Federal agencies are making progress toward achieving cyber security goals in three priority areas although overall, agencies are still short of meeting targeted metrics, the White House Office of Management Budget (OMB) said in a report last March 10.
The metrics contained in the Cross-Agency Priority (CAP) goals allow OMB to track how well agencies are complying with, and applying, standards set forth by the National Institute of Standards and Technology.
“The Cybersecurity CAP goal has already improved awareness of security practices, vulnerabilities, and threats to the operating environment by limiting access to only authorized users and implementing technologies and processes that reduce the risk from malicious activity,” said the 121-page report, Federal Information Security Modernization Act of 2014: Annual Report to Congress.
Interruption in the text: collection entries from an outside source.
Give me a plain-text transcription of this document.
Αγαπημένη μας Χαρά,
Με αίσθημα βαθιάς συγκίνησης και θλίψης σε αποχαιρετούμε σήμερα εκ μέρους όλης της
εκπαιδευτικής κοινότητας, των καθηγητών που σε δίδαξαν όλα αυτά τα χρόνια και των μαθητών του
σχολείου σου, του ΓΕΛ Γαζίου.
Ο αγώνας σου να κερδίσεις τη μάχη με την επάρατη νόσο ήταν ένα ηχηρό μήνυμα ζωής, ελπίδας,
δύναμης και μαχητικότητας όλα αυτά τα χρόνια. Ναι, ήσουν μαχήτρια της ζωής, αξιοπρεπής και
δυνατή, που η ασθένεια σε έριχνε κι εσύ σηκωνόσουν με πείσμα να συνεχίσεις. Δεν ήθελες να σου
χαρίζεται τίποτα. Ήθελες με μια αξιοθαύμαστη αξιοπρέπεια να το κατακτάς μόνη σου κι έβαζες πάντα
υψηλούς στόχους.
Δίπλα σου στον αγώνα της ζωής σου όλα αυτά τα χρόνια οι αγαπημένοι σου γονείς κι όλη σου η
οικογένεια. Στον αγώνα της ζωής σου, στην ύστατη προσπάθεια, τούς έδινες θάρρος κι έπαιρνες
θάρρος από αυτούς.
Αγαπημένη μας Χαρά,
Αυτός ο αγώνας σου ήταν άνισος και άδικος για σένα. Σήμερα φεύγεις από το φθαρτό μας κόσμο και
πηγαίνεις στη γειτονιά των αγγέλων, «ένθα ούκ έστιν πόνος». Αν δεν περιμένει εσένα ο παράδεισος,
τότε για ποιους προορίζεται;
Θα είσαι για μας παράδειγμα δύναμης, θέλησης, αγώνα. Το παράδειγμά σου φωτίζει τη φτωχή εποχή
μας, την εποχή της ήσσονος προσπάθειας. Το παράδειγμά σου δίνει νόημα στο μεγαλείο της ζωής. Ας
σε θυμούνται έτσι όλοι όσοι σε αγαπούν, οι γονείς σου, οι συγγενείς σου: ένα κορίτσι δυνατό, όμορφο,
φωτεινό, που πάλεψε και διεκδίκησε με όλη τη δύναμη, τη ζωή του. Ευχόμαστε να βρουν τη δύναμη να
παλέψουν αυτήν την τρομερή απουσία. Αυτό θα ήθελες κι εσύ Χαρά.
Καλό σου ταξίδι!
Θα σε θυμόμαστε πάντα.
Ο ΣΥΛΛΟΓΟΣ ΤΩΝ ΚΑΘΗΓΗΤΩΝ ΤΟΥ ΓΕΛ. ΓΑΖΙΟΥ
There are three priority areas in the Cybersecurity CAP goals: Information Security Continuous Monitoring Mitigation (ISCM); Identity, Credential, and Access Management (ICAM); and Anti-Phishing and Malware Defense.
For ISCM, which is about maintaining awareness of cyber threats and vulnerabilities, agencies in general increased compliance in three of four areas, software asset management, vulnerability management, and secure configuration management, while holding steady in the area of hardware asset management in FY ’16 versus FY ’15. However, the report says that in each area the metric target is 95 percent yet the implementation percentage across all agencies ranges from 61 percent for Hardware Asset Management to 92 percent for Secure Configuration Management.
Under the ICAM goal—which requires network users to adopt strong authentication to access computer networks and to limit users’ access to certain areas of networks—agencies showed progress in both goal metrics, Unprivileged User Personal Identity Verification (PIV) Implementation, and Privileged User PIV Implementation. In both areas more agencies are meeting the metric targets, 85 percent and 100 percent respectively, versus a year ago though overall agencies are still short of the targets.
More agencies are also meeting the CAP goal metrics in the Anti-Phishing and Malware Defense category, which has as its goal the implementation of “technologies, processes, and training that reduce the risk of compromise through email and malicious or compromised web sites,” the report said.
The report said that there were 30,889 cyber security incidents reported by federal agencies in FY ’16, with 16 meeting the threshold of a major incident. The Federal Deposit Insurance Corporation (FDIC) reported 10 major incidents, the Departments of Treasury, and Housing and Urban Development each reported two, and the Departments of Commerce, and Health and Human Services each reported one.
OMB said the major incidents at the FDIC in FY ’16 “generally stemmed from employees taking PII (Personally Identifiable Information) and other sensitive information on removable media in an unauthorized fashion.”
“During the year, Federal agencies made considerable progress in strengthening their defenses and enhancing their workforces to combat cyber threats,” the report said. “In particular, agencies worked to enforce the use of multi-factor Personal Identity Verification cards, with 81 percent of government users now using this credential to access Federal networks. Additionally, over 70 percent of Federal agencies have employed strong anti-phishing and malware capabilities to help safeguard their networks from malicious activity.”